20+ FAQs About My Old School Black Hair Care Regimen

20+ FAQs About My Old School Black Hair Care Regimen

My Old School Black Hair Care Regimen
Credit: OpenClipart-Vectors/pixabay.com

When the natural hair movement started, every old school black hair care regimen was tossed aside like trash. Some have thrived under the new school hair rules. Others fell by the wayside, angry and frustrated by a revolutionary new hair care system that broke their hair off.

I was one of those frustrated people.

The new black hair care rules broke off my relaxed hair! My relaxed hair reached waist length…until I went new school. Cutting out tried and true methods like hair grease and hairdryers made my hair break off within a year. The breakage happened so slowly I didn’t notice until I saw old photos.

After being natural for seven years, my hair had only grown between shoulder to armpit length. Yet my old school black hair care regimen has taken my hair from armpit length to almost tailbone length in less than three years.

My hair has never been longer. My regimen has never been easier.

I couldn’t believe it.

After seven years stuck at shoulder length, I was finally making progress with old school black hair care. Two years later, my hair is closer to my butt than my shoulders. I’m not sure how long my hair will get, but I’m looking forward to finding out.

You can read about my old school black hair care regimen here. Below you’ll find a full list of Frequently Asked Questions. If your question hasn’t been answered, leave me a message below or email me at contact@zadagreen.com.

General Questions

Does your old school black hair care regimen work for everyone?

Does your old school black hair care regimen work for other races?

Do old school black hair care regimens work for all hair types?

Do old school black hair care regimens work for natural/relaxed/texlaxed/texturized hair?

Can I make changes to your old school black hair care regimen?

Is your hair long because of good genetics?

Old School Black Hair Maintenance

Do I have to wash/condition/style/maintain my hair on the weekends?

Why do you wash your hair once a month?

Do you deep condition?

Will I get heat damage from blowdryers?

Why don’t you air dry instead?

Why don’t you moisturise once, twice or more often a day?

Do I have to use hair grease?

Do I have to use hair grease on my scalp?

Does hair grease clog pores in the scalp?

Do I have to finger detangle?

Do I have to plait my hair?

Do you trim your hair?

Old School Black Hair Care Regimen Products

Which shampoo and/or conditioner should I use?

Will I need an extra strong/clarifying shampoo to remove hair grease?

Do I have to use conditioner?

Why don’t you use natural, organic hair products?

Why do old school black hair care regimens stick with grease?

Which hair grease should I use?

Do petrolatum and mineral oil cause cancer?



General Questions

Does your old school black hair care regimen work for everyone?

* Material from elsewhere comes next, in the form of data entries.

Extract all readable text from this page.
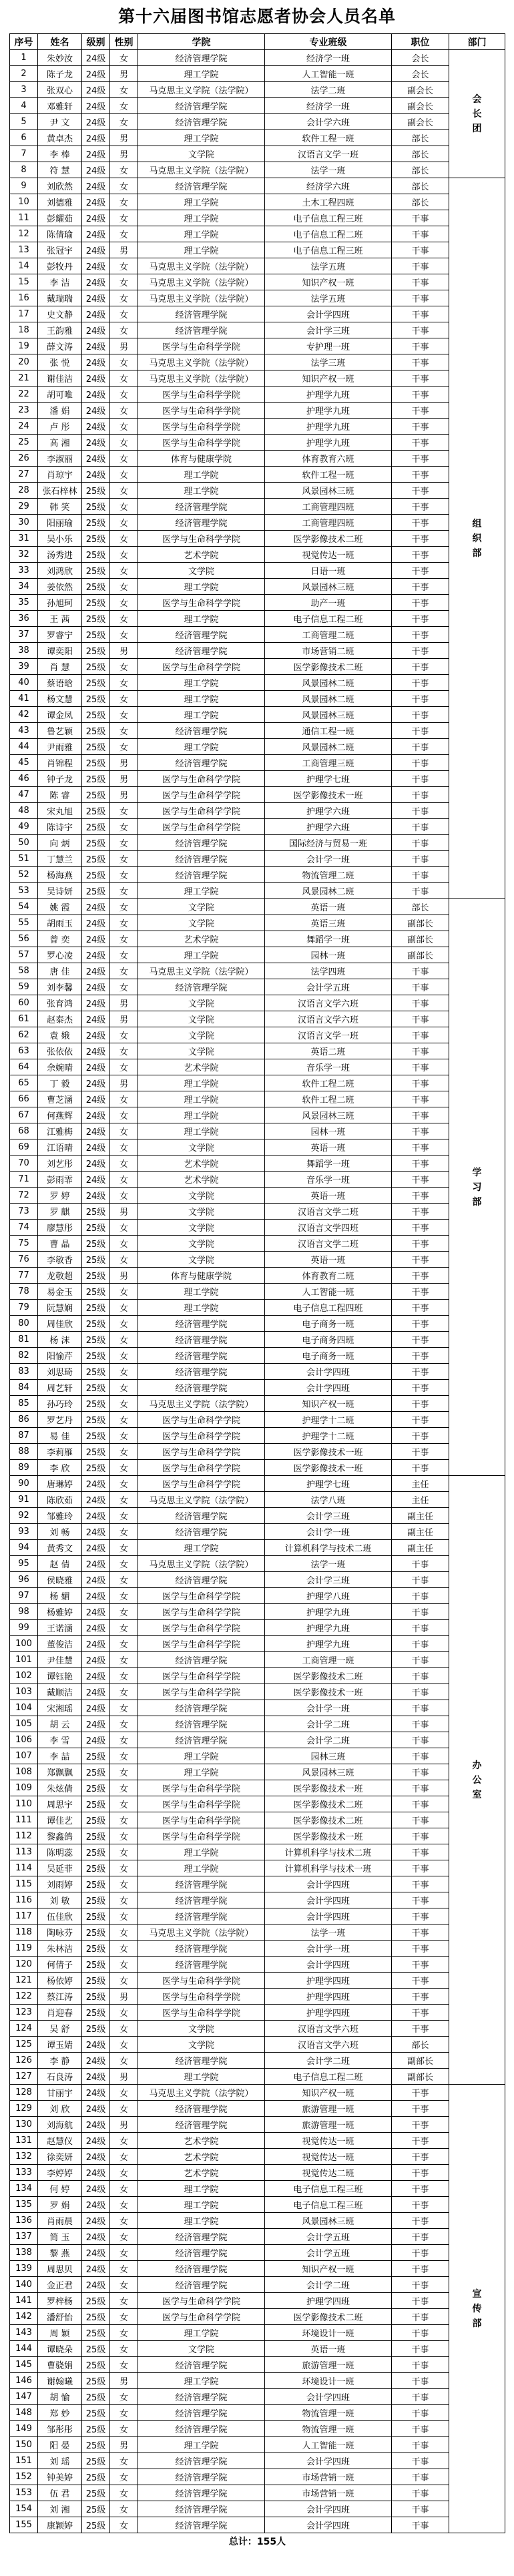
第十六届图书馆志愿者协会人员名单
序号	姓名	级别	性别	学院	专业班级	职位	部门
1	朱妙汝	24级	女	经济管理学院	经济学一班	会长	会长团
2	陈子龙	24级	男	理工学院	人工智能一班	会长	
3	张双心	24级	女	马克思主义学院（法学院）	法学二班	副会长	
4	邓雅轩	24级	女	经济管理学院	经济学一班	副会长	
5	尹 文	24级	女	经济管理学院	会计学六班	副会长	
6	黄卓杰	24级	男	理工学院	软件工程一班	部长	
7	李 棒	24级	男	文学院	汉语言文学一班	部长	
8	符 慧	24级	女	马克思主义学院（法学院）	法学一班	部长	
9	刘欣然	24级	女	经济管理学院	经济学六班	部长	组织部
10	刘德雅	24级	女	理工学院	土木工程四班	部长	
11	彭耀茹	24级	女	理工学院	电子信息工程三班	干事	
12	陈倩瑜	24级	女	理工学院	电子信息工程二班	干事	
13	张冠宇	24级	男	理工学院	电子信息工程三班	干事	
14	彭牧丹	24级	女	马克思主义学院（法学院）	法学五班	干事	
15	李 洁	24级	女	马克思主义学院（法学院）	知识产权一班	干事	
16	戴瑞瑞	24级	女	马克思主义学院（法学院）	法学五班	干事	
17	史文静	24级	女	经济管理学院	会计学四班	干事	
18	王韵雅	24级	女	经济管理学院	会计学三班	干事	
19	薛文涛	24级	男	医学与生命科学学院	专护理一班	干事	
20	张 悦	24级	女	马克思主义学院（法学院）	法学三班	干事	
21	谢佳洁	24级	女	马克思主义学院（法学院）	知识产权一班	干事	
22	胡可唯	24级	女	医学与生命科学学院	护理学九班	干事	
23	潘 娟	24级	女	医学与生命科学学院	护理学九班	干事	
24	卢 彤	24级	女	医学与生命科学学院	护理学九班	干事	
25	高 湘	24级	女	医学与生命科学学院	护理学九班	干事	
26	李淑丽	24级	女	体育与健康学院	体育教育六班	干事	
27	肖琼宇	24级	女	理工学院	软件工程一班	干事	
28	张石梓林	25级	女	理工学院	风景园林三班	干事	
29	韩 笑	25级	女	经济管理学院	工商管理四班	干事	
30	阳丽瑜	25级	女	经济管理学院	工商管理四班	干事	
31	吴小乐	25级	女	医学与生命科学学院	医学影像技术二班	干事	
32	汤秀进	25级	女	艺术学院	视觉传达一班	干事	
33	刘鸿欣	25级	女	文学院	日语一班	干事	
34	姜依然	25级	女	理工学院	风景园林三班	干事	
35	孙旭珂	25级	女	医学与生命科学学院	助产一班	干事	
36	王 茜	25级	女	理工学院	电子信息工程二班	干事	
37	罗睿宁	25级	女	经济管理学院	工商管理二班	干事	
38	谭奕阳	25级	男	经济管理学院	市场营销二班	干事	
39	肖 慧	25级	女	医学与生命科学学院	医学影像技术二班	干事	
40	蔡语晗	25级	女	理工学院	风景园林二班	干事	
41	杨文慧	25级	女	理工学院	风景园林二班	干事	
42	谭金凤	25级	女	理工学院	风景园林三班	干事	
43	鲁艺颖	25级	女	经济管理学院	通信工程一班	干事	
44	尹雨雅	25级	女	理工学院	风景园林二班	干事	
45	肖锦程	25级	男	经济管理学院	工商管理三班	干事	
46	钟子龙	25级	男	医学与生命科学学院	护理学七班	干事	
47	陈 睿	25级	男	医学与生命科学学院	医学影像技术一班	干事	
48	宋丸旭	25级	女	医学与生命科学学院	护理学六班	干事	
49	陈诗宇	25级	女	医学与生命科学学院	护理学六班	干事	
50	向 炳	25级	女	经济管理学院	国际经济与贸易一班	干事	
51	丁慧兰	25级	女	经济管理学院	会计学一班	干事	
52	杨海燕	25级	女	经济管理学院	物流管理二班	干事	
53	吴诗妍	25级	女	理工学院	风景园林二班	干事	
54	姚 霞	24级	女	文学院	英语一班	部长	学习部
55	胡雨玉	24级	女	文学院	英语三班	副部长	
56	曾 奕	24级	女	艺术学院	舞蹈学一班	副部长	
57	罗心凌	24级	女	理工学院	园林一班	副部长	
58	唐 佳	24级	女	马克思主义学院（法学院）	法学四班	干事	
59	刘李馨	24级	女	经济管理学院	会计学五班	干事	
60	张育鸿	24级	男	文学院	汉语言文学六班	干事	
61	赵泰杰	24级	男	文学院	汉语言文学六班	干事	
62	袁 娥	24级	女	文学院	汉语言文学一班	干事	
63	张依依	24级	女	文学院	英语二班	干事	
64	余婉晴	24级	女	艺术学院	音乐学一班	干事	
65	丁 毅	24级	男	理工学院	软件工程二班	干事	
66	曹芝涵	24级	女	理工学院	软件工程二班	干事	
67	何燕辉	24级	女	理工学院	风景园林三班	干事	
68	江雅梅	24级	女	理工学院	园林一班	干事	
69	江语晴	24级	女	文学院	英语一班	干事	
70	刘艺彤	24级	女	艺术学院	舞蹈学一班	干事	
71	彭雨霏	24级	女	艺术学院	音乐学一班	干事	
72	罗 婷	24级	女	文学院	英语一班	干事	
73	罗 麒	25级	男	文学院	汉语言文学二班	干事	
74	廖慧彤	25级	女	文学院	汉语言文学四班	干事	
75	曹 晶	25级	女	文学院	汉语言文学二班	干事	
76	李敏香	25级	女	文学院	英语一班	干事	
77	龙敬超	25级	男	体育与健康学院	体育教育二班	干事	
78	易金玉	25级	女	理工学院	人工智能一班	干事	
79	阮慧娴	25级	女	理工学院	电子信息工程四班	干事	
80	周佳欣	25级	女	经济管理学院	电子商务一班	干事	
81	杨 沫	25级	女	经济管理学院	电子商务四班	干事	
82	阳愉芹	25级	女	经济管理学院	电子商务一班	干事	
83	刘思琦	25级	女	经济管理学院	会计学四班	干事	
84	周艺轩	25级	女	经济管理学院	会计学四班	干事	
85	孙巧玲	25级	女	马克思主义学院（法学院）	知识产权一班	干事	
86	罗艺丹	25级	女	医学与生命科学学院	护理学十二班	干事	
87	易 佳	25级	女	医学与生命科学学院	护理学十二班	干事	
88	李莉雁	25级	女	医学与生命科学学院	医学影像技术一班	干事	
89	李 欣	25级	女	医学与生命科学学院	医学影像技术一班	干事	
90	唐琳婷	24级	女	医学与生命科学学院	护理学七班	主任	办公室
91	陈欣茹	24级	女	马克思主义学院（法学院）	法学八班	主任	
92	邹雅玲	24级	女	经济管理学院	会计学三班	副主任	
93	刘 畅	24级	女	经济管理学院	会计学一班	副主任	
94	黄秀文	24级	女	理工学院	计算机科学与技术二班	副主任	
95	赵 倩	24级	女	马克思主义学院（法学院）	法学一班	干事	
96	侯晓雅	24级	女	经济管理学院	会计学三班	干事	
97	杨 媚	24级	女	医学与生命科学学院	护理学八班	干事	
98	杨雅婷	24级	女	医学与生命科学学院	护理学九班	干事	
99	王诺涵	24级	女	医学与生命科学学院	护理学九班	干事	
100	董俊洁	24级	女	医学与生命科学学院	护理学九班	干事	
101	尹佳慧	24级	女	经济管理学院	工商管理一班	干事	
102	谭钰艳	24级	女	医学与生命科学学院	医学影像技术二班	干事	
103	戴顺洁	24级	女	医学与生命科学学院	医学影像技术一班	干事	
104	宋湘瑶	24级	女	经济管理学院	会计学一班	干事	
105	胡 云	24级	女	经济管理学院	会计学二班	干事	
106	李 雪	24级	女	经济管理学院	会计学二班	干事	
107	李 喆	25级	女	理工学院	园林三班	干事	
108	郑飘飘	25级	女	理工学院	风景园林三班	干事	
109	朱炫倩	25级	女	医学与生命科学学院	医学影像技术一班	干事	
110	周思宇	25级	女	医学与生命科学学院	医学影像技术二班	干事	
111	谭佳艺	25级	女	医学与生命科学学院	医学影像技术二班	干事	
112	黎鑫鸽	25级	女	医学与生命科学学院	医学影像技术一班	干事	
113	陈明蕊	25级	女	理工学院	计算机科学与技术二班	干事	
114	吴延菲	25级	女	理工学院	计算机科学与技术一班	干事	
115	刘雨婷	25级	女	经济管理学院	会计学四班	干事	
116	刘 敏	25级	女	经济管理学院	会计学四班	干事	
117	伍佳欣	25级	女	经济管理学院	会计学四班	干事	
118	陶咏芬	25级	女	马克思主义学院（法学院）	法学一班	干事	
119	朱林洁	25级	女	经济管理学院	会计学一班	干事	
120	何倩子	25级	女	经济管理学院	会计学四班	干事	
121	杨依婷	25级	女	医学与生命科学学院	护理学四班	干事	
122	蔡江涛	25级	男	医学与生命科学学院	护理学四班	干事	
123	肖迎春	25级	女	医学与生命科学学院	护理学四班	干事	
124	吴 舒	25级	女	文学院	汉语言文学六班	干事	
125	谭玉婧	24级	女	文学院	汉语言文学六班	部长	
126	李 静	24级	女	经济管理学院	会计学二班	副部长	
127	石良涛	24级	男	理工学院	电子信息工程二班	副部长	
128	甘丽宇	24级	女	马克思主义学院（法学院）	知识产权一班	干事	宣传部
129	刘 欣	24级	女	经济管理学院	旅游管理一班	干事	
130	刘海航	24级	男	经济管理学院	旅游管理一班	干事	
131	赵慧仪	24级	女	艺术学院	视觉传达一班	干事	
132	徐奕妍	24级	女	艺术学院	视觉传达一班	干事	
133	李婷婷	24级	女	艺术学院	视觉传达二班	干事	
134	何 婷	24级	女	理工学院	电子信息工程三班	干事	
135	罗 娟	24级	女	理工学院	电子信息工程三班	干事	
136	肖雨晨	24级	女	理工学院	风景园林三班	干事	
137	简 玉	24级	女	经济管理学院	会计学五班	干事	
138	黎 燕	24级	女	经济管理学院	会计学五班	干事	
139	周思贝	24级	女	经济管理学院	知识产权一班	干事	
140	金正君	24级	女	经济管理学院	会计学二班	干事	
141	罗梓杨	25级	女	医学与生命科学学院	护理学四班	干事	
142	潘舒怡	25级	女	医学与生命科学学院	医学影像技术二班	干事	
143	周 颖	25级	女	理工学院	环境设计一班	干事	
144	谭晓朵	25级	女	文学院	英语一班	干事	
145	曹骁娟	25级	女	经济管理学院	旅游管理一班	干事	
146	谢翰曦	25级	男	理工学院	环境设计一班	干事	
147	胡 愉	25级	女	经济管理学院	会计学四班	干事	
148	郑 妙	25级	女	经济管理学院	物流管理一班	干事	
149	邹彤彤	25级	女	经济管理学院	物流管理一班	干事	
150	阳 晏	25级	男	理工学院	人工智能一班	干事	
151	刘 瑶	25级	女	经济管理学院	会计学四班	干事	
152	钟美婷	25级	女	经济管理学院	市场营销一班	干事	
153	伍 君	25级	女	经济管理学院	市场营销一班	干事	
154	刘 湘	25级	女	经济管理学院	会计学四班	干事	
155	康颖婷	25级	女	经济管理学院	会计学四班	干事	
总计：155人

Nope. No hair care regimen in the world works for everyone. Anyone who tells you their method is guaranteed to work for everyone is a liar. They just want your money.

Old school hair care was open to people trying new things. People weren’t attacked for their hair care choices. There were hair care tips, not rules enforced on everyone. Try my regimen and change what doesn’t work. Be flexible to discover what your hair loves.

Does your old school black hair care regimen work for other races?

Hair care tips work for any race. Your race, nationality and culture have no influence on which hair product will work for you. I’ve seen white people use traditional black hair products like hair grease and their hair did just fine.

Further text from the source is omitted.